In a standard battery of tests designed to identify hazards with respect to DNA, anakinra did not induce bacterial or mammalian cell gene mutations. Neither did anakinra increase the incidence of chromosomal abnormalities or micronuclei in bone marrow cells in mice. Long-term studies have not been performed to evaluate the carcinogenic potential of anakinra. Data from mice over expressing IL-1ra and IL-1ra mutant knock-out mice, did not indicate an increased risk of tumour development.
A formal toxicologic and toxicokinetic interaction study in rats revealed no evidence that Kineret alters the toxicologic or pharmacokinetic profile of methotrexate.
Citric acid, anhydrous
Disodium edetate dihydrate
Water for injections
In the absence of compatibility studies, this medicinal product must not be mixed with other medicinal products.
Store in a refrigerator (2 °C - 8 °C).
Do not freeze.
Store in the original container in order to protect from light.
For the purpose of ambulatory use, Kineret may be removed from the refrigerator for 12 hours at temperature not above 25 °C, without exceeding the expiry date. At the end of this period, the product must not be put back in the refrigerator and must be disposed of.
0.67 ml of solution for injection in a graduated pre-filled syringe (Type I glass) with a plunger stopper (bromobutyl rubber) and 29 gauge needle. The pre-filled syringe has an outer rigid plastic needle shield attached to an inner needle cover. None of the syringe or needle shield components are made with natural rubber latex.

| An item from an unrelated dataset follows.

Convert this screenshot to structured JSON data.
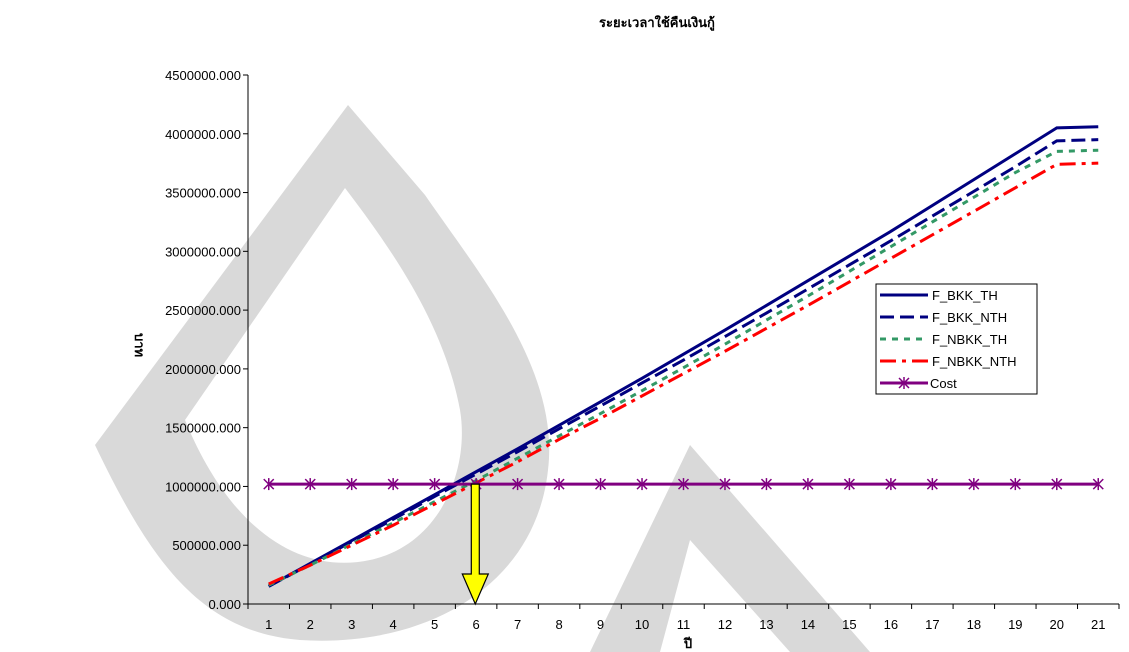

Pack sizes of 1, 7 or 28 (multipack containing 4 packs of 7 pre-filled syringes) pre-filled syringes.
Not all pack sizes may be marketed.
Kineret is a sterile unpreserved solution. For single use only.
Do not shake. Allow the pre-filled syringe to reach room temperature before injecting.
Before administration, visually inspect the solution for particulate matter and discolouration. Only clear, colourless-to-white solutions that may contain some product-related translucent-to-white amorphous particles should be injected.
The presence of these particles does not affect the quality of the product.
The pre-filled syringe is for single use only. Discard any unused medicinal product.
Any unused medicinal product or waste material should be disposed of in accordance with local requirements.